Manjarín. Entre Gijón y A Coruña

Tus primeros pasos en el fútbol siempre te marcan. Te perfilan como aficionado. No se es de un equipo porque si, siempre hay un motivo: Algún familiar o amigo, algún jugador que te llama la atención, el campeón de ese año, el club de tu ciudad…

Cuando empecé a interesarme por el fútbol, la mayoría de mis compañeros de colegio, un año más precoces que yo en esto de elegir colores, eran del Sporting de Gijón. La verdad que nunca he sido de ninguno de los dos grandes de Asturias. Ni Sporting, ni Oviedo; aunque si me gusta que les vaya bien. El caso es que por aquel entonces, uno de los ídolos del momento (aquí en Asturias, claro) era Javier Manjarín, recién fichado por el Depor de Arsenio Iglesias, que anteriormente había hecho gala de su buen juego en Gijón. Aunque no habían conseguido que simpatizara ni con rojiblancos ni con carballones, si lograron atraer mi atención hacia el futbolista.

Manjarín, extremo, perla de Mareo, ex internacional, y uno más de la generación de futbolistas españoles que dieron sus últimos coletazos en México.

Fichó por el Sporting con apenas 15 años tras destacar en el Inmaculada. Cuatro años después debutaba en el primer equipo, y encadenaba cinco temporadas, hasta los 23 años, que tuvieron su punto álgido en la 90/91 con la clasificación para la Copa de la UEFA. Aquel Sporting aglutinó en su vestuario al mítico Ablanedo y a los que serían en un futuro cercano grandes jugadores del panorama nacional: Luis Enrique y Abelardo, ambos con 20 años.

SPORTING_UEFA_91

Alineación del Sporting en el 91 // Fuente: realsporting.com

En el 93 fichó por el Deportivo de la Coruña, llegando a compartir vestuario con jugadores como Fran, Donato, Bebeto o Mauro Silva. Cuatro buenas temporadas en Riazor, disfrutando de minutos asiduamente y marcando algún gol hicieron del gijonés un habitual en la selección, con la que disputó la Euro del 96 en Inglaterra. Tras esas cuatro, vinieron otras dos temporadas en las que apenas contaba para José Manuel Corral en una, y para Javier Irureta en otra. Hecho que hizo posible su fichaje por el Racing de Santander, donde jugó sus dos últimas temporadas en primera.

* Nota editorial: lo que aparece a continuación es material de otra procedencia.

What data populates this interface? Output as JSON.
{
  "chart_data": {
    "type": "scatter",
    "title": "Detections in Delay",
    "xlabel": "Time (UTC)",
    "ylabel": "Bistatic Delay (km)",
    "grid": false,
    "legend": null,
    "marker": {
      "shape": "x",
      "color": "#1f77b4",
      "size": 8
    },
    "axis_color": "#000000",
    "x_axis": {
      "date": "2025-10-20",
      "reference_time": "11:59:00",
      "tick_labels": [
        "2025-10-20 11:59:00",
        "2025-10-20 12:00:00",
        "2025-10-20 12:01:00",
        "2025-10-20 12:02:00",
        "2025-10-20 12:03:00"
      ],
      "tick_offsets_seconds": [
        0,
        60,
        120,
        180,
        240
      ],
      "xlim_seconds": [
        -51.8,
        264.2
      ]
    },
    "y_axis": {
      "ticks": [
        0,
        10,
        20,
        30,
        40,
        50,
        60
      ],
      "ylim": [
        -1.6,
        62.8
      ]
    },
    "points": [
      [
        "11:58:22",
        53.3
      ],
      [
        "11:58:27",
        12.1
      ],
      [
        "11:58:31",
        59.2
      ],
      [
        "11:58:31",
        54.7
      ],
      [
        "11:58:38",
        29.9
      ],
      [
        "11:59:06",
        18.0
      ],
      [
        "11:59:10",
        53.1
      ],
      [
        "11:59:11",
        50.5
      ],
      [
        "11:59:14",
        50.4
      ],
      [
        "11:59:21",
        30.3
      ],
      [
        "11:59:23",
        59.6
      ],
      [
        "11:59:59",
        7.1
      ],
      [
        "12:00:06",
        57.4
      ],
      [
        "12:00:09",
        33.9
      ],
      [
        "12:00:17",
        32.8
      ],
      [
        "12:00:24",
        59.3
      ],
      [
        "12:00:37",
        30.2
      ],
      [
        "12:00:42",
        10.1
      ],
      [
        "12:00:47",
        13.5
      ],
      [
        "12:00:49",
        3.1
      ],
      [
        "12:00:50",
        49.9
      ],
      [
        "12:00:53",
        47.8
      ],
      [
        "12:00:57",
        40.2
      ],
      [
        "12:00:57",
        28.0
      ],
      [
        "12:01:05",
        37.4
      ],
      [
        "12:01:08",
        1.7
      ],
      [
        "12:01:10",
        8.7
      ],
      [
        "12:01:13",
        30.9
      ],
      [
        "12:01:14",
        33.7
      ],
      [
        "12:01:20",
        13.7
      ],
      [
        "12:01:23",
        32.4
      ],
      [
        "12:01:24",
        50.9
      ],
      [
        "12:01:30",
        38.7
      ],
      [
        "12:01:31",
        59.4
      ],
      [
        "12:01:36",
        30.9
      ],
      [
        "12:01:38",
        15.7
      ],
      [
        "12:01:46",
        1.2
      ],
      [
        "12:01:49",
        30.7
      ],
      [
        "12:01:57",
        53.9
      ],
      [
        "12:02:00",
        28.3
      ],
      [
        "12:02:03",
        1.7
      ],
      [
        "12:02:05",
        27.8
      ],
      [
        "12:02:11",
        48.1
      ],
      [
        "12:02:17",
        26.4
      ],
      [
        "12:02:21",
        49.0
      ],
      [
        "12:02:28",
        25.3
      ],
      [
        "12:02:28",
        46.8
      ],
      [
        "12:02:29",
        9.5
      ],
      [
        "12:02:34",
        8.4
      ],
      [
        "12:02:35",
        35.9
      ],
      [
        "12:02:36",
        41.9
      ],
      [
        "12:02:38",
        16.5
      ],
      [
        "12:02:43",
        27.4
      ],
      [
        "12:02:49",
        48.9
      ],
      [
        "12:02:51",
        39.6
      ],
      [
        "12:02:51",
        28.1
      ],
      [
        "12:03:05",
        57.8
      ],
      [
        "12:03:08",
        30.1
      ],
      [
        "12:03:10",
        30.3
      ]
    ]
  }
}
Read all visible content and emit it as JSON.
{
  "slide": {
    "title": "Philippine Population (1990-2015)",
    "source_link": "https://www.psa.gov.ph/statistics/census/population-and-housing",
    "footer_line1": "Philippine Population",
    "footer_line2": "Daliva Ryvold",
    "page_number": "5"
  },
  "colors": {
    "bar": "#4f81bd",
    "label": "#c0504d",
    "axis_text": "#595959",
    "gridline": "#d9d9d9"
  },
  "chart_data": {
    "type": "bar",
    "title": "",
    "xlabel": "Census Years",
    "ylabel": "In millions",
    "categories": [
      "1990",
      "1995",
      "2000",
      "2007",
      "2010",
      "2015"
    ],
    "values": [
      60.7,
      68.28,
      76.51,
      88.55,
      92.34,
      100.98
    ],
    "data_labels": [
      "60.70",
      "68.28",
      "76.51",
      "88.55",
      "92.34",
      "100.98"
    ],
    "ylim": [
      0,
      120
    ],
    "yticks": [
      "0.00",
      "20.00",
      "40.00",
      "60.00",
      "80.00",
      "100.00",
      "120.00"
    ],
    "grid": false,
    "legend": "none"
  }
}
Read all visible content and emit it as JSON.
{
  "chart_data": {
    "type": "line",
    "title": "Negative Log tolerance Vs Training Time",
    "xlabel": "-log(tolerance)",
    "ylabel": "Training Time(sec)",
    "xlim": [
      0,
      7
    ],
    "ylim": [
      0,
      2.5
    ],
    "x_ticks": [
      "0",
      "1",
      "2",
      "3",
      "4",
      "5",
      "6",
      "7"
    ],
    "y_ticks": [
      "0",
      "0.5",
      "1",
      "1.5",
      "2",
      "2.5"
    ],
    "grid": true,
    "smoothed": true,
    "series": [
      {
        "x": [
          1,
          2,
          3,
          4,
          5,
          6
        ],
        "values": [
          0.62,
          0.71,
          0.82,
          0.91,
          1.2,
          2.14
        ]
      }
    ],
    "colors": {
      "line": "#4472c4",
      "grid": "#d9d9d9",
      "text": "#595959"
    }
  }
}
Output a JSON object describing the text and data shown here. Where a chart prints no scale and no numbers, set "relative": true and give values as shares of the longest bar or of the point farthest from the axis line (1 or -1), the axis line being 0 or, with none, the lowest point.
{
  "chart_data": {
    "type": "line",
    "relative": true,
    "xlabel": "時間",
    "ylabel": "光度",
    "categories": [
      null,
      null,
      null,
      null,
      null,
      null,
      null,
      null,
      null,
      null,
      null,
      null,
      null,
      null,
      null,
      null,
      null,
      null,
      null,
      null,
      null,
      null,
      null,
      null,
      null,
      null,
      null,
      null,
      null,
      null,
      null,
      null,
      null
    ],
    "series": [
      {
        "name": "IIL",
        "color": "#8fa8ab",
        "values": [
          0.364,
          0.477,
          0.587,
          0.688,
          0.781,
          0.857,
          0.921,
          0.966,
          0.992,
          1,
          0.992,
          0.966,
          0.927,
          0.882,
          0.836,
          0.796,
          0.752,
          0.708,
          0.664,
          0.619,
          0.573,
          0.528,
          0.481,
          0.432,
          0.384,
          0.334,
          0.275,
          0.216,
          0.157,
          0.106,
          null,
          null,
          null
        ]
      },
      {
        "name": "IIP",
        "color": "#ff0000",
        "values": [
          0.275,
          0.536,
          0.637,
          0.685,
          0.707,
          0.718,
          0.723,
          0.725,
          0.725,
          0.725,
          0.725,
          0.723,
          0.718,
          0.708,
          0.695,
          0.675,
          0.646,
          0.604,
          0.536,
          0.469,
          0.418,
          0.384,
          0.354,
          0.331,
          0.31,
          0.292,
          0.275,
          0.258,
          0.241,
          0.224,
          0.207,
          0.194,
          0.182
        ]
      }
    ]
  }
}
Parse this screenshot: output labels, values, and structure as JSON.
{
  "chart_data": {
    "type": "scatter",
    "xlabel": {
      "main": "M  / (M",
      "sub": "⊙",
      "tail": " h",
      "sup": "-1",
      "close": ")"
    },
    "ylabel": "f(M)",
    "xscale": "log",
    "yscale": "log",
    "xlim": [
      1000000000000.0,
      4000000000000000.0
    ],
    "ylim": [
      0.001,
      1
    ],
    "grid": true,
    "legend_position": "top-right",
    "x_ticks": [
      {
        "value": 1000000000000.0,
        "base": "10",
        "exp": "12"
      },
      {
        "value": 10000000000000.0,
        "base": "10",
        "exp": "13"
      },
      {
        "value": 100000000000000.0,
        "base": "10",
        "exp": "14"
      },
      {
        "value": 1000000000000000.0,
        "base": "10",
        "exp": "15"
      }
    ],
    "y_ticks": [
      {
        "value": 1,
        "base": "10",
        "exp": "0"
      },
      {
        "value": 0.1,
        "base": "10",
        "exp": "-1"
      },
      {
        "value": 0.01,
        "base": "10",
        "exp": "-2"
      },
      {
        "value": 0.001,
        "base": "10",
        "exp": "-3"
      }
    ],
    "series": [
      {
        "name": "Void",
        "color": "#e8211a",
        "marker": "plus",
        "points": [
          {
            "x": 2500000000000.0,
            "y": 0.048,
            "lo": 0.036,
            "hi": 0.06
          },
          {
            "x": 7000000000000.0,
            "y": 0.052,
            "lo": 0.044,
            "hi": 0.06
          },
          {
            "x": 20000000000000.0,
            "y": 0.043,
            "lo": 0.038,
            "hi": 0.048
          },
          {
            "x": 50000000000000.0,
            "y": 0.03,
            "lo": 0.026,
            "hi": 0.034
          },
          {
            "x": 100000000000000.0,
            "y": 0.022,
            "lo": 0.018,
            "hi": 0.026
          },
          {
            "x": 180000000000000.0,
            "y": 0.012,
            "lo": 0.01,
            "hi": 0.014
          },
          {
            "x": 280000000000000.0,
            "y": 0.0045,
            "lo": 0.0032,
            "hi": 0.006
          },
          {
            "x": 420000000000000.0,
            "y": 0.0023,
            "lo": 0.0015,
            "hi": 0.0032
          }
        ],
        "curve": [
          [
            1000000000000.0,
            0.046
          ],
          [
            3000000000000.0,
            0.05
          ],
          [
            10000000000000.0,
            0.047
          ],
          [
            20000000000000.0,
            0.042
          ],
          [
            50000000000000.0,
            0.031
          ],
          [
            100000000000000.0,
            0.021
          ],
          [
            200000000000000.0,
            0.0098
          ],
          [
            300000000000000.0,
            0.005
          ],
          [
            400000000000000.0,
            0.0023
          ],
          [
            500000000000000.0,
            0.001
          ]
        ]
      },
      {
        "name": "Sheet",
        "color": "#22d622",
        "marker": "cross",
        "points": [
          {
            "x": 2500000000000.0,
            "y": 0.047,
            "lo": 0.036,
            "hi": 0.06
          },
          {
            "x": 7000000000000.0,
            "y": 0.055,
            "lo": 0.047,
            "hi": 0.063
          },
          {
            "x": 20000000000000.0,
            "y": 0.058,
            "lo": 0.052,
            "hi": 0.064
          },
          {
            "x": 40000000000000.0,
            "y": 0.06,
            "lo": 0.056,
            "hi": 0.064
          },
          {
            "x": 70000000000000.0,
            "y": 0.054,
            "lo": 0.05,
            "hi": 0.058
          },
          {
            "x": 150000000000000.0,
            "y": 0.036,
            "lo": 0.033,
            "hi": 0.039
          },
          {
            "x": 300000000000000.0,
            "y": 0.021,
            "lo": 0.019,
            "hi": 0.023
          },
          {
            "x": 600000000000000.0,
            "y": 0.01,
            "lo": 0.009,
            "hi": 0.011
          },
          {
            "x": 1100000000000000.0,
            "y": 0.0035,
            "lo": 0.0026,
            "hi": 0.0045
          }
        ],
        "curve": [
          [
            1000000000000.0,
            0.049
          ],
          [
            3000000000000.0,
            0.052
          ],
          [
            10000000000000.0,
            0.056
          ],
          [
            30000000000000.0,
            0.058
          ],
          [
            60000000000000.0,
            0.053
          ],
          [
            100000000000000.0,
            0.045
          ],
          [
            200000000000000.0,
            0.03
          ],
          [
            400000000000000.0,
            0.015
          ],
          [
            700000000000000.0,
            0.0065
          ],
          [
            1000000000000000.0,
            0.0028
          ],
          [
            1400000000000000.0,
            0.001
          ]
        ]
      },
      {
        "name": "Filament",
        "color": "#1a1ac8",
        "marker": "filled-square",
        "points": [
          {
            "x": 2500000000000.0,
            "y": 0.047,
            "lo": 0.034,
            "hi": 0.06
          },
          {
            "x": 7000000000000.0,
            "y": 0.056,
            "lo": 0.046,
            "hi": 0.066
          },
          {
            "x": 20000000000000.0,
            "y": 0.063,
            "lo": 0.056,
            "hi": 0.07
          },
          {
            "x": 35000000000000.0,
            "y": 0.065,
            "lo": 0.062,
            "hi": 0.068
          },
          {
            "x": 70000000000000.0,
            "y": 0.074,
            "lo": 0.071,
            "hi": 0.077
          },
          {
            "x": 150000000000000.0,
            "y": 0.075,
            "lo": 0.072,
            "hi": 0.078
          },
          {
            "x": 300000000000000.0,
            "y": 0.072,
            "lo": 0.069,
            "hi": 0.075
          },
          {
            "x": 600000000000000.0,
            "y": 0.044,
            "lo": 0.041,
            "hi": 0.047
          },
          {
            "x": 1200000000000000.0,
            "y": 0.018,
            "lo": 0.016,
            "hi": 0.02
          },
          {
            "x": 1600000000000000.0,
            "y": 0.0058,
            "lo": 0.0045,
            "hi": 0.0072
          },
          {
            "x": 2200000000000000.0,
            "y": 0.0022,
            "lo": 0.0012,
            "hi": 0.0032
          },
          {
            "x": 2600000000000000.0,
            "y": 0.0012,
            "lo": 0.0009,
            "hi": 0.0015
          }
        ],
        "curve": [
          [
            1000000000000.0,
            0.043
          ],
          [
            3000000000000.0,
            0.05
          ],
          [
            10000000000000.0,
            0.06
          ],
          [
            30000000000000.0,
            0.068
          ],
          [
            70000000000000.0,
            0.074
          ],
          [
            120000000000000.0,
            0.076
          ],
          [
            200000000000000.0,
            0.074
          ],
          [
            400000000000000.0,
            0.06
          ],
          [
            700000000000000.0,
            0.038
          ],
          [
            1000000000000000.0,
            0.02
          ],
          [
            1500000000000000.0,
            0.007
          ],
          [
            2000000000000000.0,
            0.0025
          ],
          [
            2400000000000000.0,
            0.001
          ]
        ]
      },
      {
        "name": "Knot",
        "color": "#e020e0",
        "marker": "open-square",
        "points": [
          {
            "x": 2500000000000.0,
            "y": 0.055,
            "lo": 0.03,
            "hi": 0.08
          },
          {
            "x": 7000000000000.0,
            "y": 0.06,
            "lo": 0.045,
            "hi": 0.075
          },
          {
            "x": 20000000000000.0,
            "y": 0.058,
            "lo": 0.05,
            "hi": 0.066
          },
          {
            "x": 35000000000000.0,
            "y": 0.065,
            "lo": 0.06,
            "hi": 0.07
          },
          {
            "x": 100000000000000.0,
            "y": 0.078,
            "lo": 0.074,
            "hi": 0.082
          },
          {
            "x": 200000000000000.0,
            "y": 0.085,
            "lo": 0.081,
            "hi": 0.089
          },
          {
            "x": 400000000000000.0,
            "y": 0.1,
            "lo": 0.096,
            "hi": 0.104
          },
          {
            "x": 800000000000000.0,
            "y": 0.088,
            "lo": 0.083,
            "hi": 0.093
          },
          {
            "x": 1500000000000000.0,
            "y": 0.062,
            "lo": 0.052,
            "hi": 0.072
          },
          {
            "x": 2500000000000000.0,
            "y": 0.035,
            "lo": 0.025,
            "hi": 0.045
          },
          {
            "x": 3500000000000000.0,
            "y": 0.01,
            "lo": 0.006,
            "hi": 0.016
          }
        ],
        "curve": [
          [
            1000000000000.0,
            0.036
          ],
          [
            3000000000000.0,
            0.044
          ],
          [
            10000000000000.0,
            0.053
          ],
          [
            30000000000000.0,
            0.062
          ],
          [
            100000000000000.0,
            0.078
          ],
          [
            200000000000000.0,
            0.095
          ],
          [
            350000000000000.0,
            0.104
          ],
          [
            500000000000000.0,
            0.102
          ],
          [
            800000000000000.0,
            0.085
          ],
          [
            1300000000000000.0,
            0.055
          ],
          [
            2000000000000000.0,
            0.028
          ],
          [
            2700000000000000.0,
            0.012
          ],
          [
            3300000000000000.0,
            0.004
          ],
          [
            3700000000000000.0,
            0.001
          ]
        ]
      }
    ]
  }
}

Y como ya hicieran Butragueño, Pardeza, Bakero o Michel, Manjarín decidió terminar su carrera profesional en la exótica Liga Mexicana, en las filas del Atlético Celaya primero, y en las del Santos Laguna después. Tras esto, regresó a Galicia, y jugó para el modesto Atlético Arteixo una temporada antes de colgar las botas.

MANJARIN_EQUIPOS

Todos los equipos de manjarín // Fuente: Roberto Prieto

No hace mucho lo pude ver vistiendo de nuevo la camiseta deportivista, junto a otros ex compañeros como Songo’o, Romero o Djalminha, en la Liga de Fútbol Indoor, y recordé con nostalgia aquellos años en los que no paraban de salir figuras de Mareo, y en la que, ni los pequeños eran tan pequeños, ni los grandes tan grandes.